Por: Andrés Huayta
En los últimos años, Arequipa ha visto un preocupante incremento en los casos de suicidio. Este fenómeno, que afecta a todas las edades y estratos sociales, refleja una crisis de salud mental que no podemos seguir ignorando. Las estadísticas alarmantes y las historias personales trágicas deben servir como un llamado a la acción para las autoridades, las instituciones y la sociedad en general.
El suicidio es a menudo un tema tabú, rodeado de estigmas y malentendidos. Muchas veces, quienes sufren en silencio no buscan ayuda debido al miedo al juicio o a la falta de recursos adecuados. En Arequipa, como en muchas otras regiones del Perú, la salud mental no recibe la atención que merece. Los servicios de salud mental son limitados y no siempre accesibles para todos, lo que agrava el problema.
Diversos factores contribuyen al aumento de los casos de suicidio en Arequipa. La presión académica y laboral, los problemas familiares, la violencia doméstica y la falta de oportunidades económicas son solo algunos de los desencadenantes. Además, la pandemia de COVID-19 ha exacerbado estos problemas, aumentando los niveles de estrés, ansiedad y depresión en la población.
Abordar el problema del suicidio requiere una respuesta integral que involucre a todos los sectores de la sociedad. Las autoridades locales y regionales deben implementar políticas públicas efectivas que mejoren el acceso a los servicios de salud mental. Esto incluye la formación y contratación de más profesionales en psicología y psiquiatría, la creación de líneas de ayuda accesibles y la implementación de programas de prevención en escuelas y lugares de trabajo.
Las instituciones educativas y laborales también tienen un papel crucial. Deben promover ambientes saludables y brindar apoyo a aquellos que muestran signos de sufrimiento emocional.

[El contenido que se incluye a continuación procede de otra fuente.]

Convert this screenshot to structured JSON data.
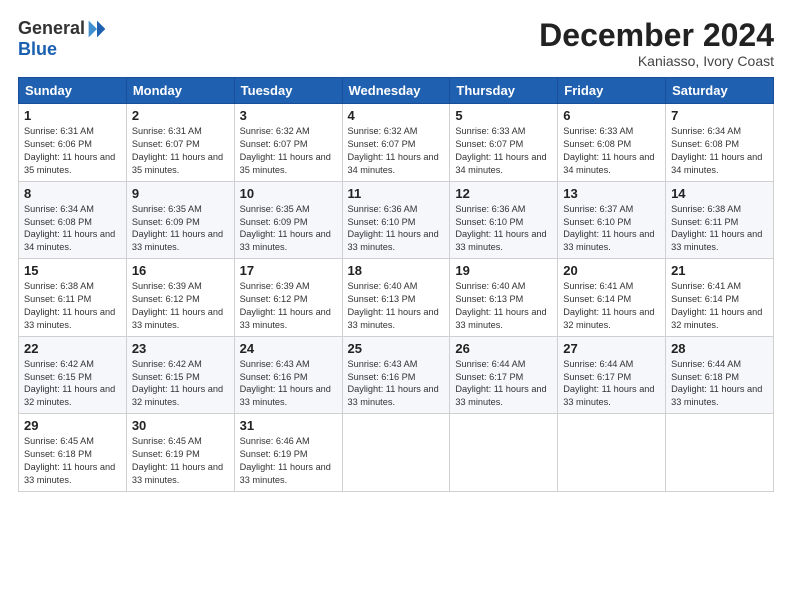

Los programas de bienestar y las campañas de concienciación pueden ayudar a reducir el estigma asociado con la búsqueda de ayuda para problemas de salud mental.
La comunidad también debe ser parte de la solución. Es fundamental fomentar una cultura de empatía y apoyo, donde las personas se sientan cómodas hablando de sus problemas y buscando ayuda sin temor a ser juzgadas. Las redes de apoyo, como amigos, familiares y vecinos, pueden desempeñar un papel vital en la detección temprana de problemas y en proporcionar el apoyo necesario para evitar
tragedias.
La educación y la concienciación son herramientas poderosas para combatir el suicidio. Es esencial que desde temprana edad se enseñe a los niños y adolescentes sobre la importancia de la salud mental y cómo buscar ayuda cuando la necesiten. Las campañas de sensibilización pueden ayudar a desmitificar el tema del suicidio y alentar a las personas a hablar abiertamente sobre sus problemas.
El aumento de los casos de suicidio en Arequipa es un problema grave que requiere una atención inmediata y sostenida. No podemos permitir que más vidas se pierdan por la falta de apoyo y recursos adecuados. Es hora de que todos, desde las autoridades hasta cada miembro de la comunidad, tomen medidas concretas para abordar esta crisis de salud mental.
Solo a través de un esfuerzo conjunto podremos crear una sociedad donde todos se sientan valorados, apoyados y con esperanza para el futuro. Arequipa tiene el potencial de ser un modelo de cómo enfrentar y superar este desafío, pero solo si actuamos ahora y con determinación.